Yes , I am still in a bit of shock that I admitted to the spanx thing. Oh well, it is the truth.
SO guys, I would like to up the ante on our #KeepingItReal posts. I want you all to summon the courage to not only admit what makes you completely real, but also what makes you completely extraordinary! You are NOT ALLOWED to feel bad at anyone else’s extraordinary, because you have your OWN! This world would be a very boring place without you, and every single talent and gift is needed. And so help me, if you try to tell me that there is nothing you can do, you have no talents, or you are not extraordinary- I may have to drive to your house and smack you. ( In a completely loving way, of course.) Because you DO! We ALL do! Whether you are exceptional with children, patient, loving, a good friend or a superstar- not one of these is more valuable than the other. The world may say they are not equal- but the world is wrong, wrong, wrong! Where would we be without fantastic mothers? Without great friends? Without chefs or singers? Every single one of you is special in your own right and I want you to recognize it. And then I want you to recognize, that it is ok to not be someone else.

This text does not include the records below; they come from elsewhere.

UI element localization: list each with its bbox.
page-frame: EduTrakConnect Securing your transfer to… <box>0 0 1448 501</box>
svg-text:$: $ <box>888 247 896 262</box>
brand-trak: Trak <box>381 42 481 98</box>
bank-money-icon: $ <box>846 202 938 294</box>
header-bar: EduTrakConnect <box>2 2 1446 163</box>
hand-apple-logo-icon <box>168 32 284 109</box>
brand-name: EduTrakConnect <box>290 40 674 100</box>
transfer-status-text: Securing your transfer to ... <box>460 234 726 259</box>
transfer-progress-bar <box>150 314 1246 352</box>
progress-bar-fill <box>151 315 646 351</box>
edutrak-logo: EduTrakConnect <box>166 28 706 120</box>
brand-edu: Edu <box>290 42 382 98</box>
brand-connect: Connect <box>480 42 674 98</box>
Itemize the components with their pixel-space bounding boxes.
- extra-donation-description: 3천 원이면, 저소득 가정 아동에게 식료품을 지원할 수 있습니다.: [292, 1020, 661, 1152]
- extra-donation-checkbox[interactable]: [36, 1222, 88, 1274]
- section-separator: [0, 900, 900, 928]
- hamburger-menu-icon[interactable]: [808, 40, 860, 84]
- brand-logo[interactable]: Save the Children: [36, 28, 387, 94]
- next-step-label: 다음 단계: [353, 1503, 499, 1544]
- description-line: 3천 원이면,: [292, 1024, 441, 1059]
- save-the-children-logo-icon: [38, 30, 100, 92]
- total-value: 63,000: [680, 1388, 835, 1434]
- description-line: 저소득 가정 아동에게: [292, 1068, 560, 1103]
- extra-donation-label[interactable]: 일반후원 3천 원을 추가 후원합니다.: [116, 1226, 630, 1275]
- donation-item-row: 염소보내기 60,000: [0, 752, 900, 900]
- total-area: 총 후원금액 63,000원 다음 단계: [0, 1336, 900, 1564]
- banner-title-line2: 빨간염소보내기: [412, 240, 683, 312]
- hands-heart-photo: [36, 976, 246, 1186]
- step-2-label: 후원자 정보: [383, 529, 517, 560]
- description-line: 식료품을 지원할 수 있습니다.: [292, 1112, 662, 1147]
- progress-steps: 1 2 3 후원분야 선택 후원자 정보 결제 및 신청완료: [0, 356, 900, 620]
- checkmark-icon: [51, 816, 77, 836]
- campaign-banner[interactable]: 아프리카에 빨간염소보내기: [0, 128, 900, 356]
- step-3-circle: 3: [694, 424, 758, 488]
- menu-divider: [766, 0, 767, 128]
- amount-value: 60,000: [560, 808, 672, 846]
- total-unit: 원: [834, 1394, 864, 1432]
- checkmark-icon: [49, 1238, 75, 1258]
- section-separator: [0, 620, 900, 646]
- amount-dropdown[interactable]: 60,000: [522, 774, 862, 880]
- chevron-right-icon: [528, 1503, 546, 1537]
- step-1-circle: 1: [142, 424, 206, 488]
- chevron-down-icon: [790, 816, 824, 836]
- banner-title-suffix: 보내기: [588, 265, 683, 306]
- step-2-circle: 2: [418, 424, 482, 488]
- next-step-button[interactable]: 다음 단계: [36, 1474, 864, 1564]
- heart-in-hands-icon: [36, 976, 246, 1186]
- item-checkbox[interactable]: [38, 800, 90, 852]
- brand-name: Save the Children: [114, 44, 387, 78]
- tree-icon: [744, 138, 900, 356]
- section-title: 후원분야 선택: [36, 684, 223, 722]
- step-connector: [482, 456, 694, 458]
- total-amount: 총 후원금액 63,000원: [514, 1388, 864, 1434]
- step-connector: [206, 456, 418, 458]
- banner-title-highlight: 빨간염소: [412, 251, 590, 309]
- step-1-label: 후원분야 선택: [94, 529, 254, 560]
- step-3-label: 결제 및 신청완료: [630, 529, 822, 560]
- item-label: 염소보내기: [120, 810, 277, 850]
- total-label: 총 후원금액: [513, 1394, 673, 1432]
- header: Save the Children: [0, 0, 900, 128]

Here is me in a nutshell. I am a very talented singer (yes, I had a hard time adding the “very” to that. It is just not natural yet.) I am a great teacher. I am a good- soon to be great-author. I have an AMAZING marriage. I have smart, beautiful kids. I have a wonderful life that is full of more blessings than I think I deserve. I can cook- pretty darn well too. I am intelligent. I am very sensitive to others emotions and can often read people and situations. I think I have very nice eyes. I have a good work ethic and work hard at what I do.
I also can’t do everything- my plate is full. My car is scary, crumbs have overtaken the back seat. My bedroom is often in a state of chaos because it is the last room I get to, therefore I do not get to it. I can not draw a straight line (not kidding) and any artistic discipline is out of the question for me. I yell at my kids sometimes. My laundry does not get done until the kids are out of clothes- period. Mopping is really more optional in my mind than a necessity. And often, I leave ridiculous things, (like old Pepsi bottles) lying in strange places because I am just too dang tired. I work the equivalent of four jobs, something has to give somewhere. And although sometimes these things bother me, the truth is, I am not perfect and I simply can not do it all. There is not enough time in the day or strength in my body, and that is ok. Because what I do, I do well. And that makes me real AND awesome, all in one neat Spanx filled package. (Nice visual, eh?)
What do you say guys? Can we do it? Can we truly keep it real by being extraordinary and normal all in one wonderful confession?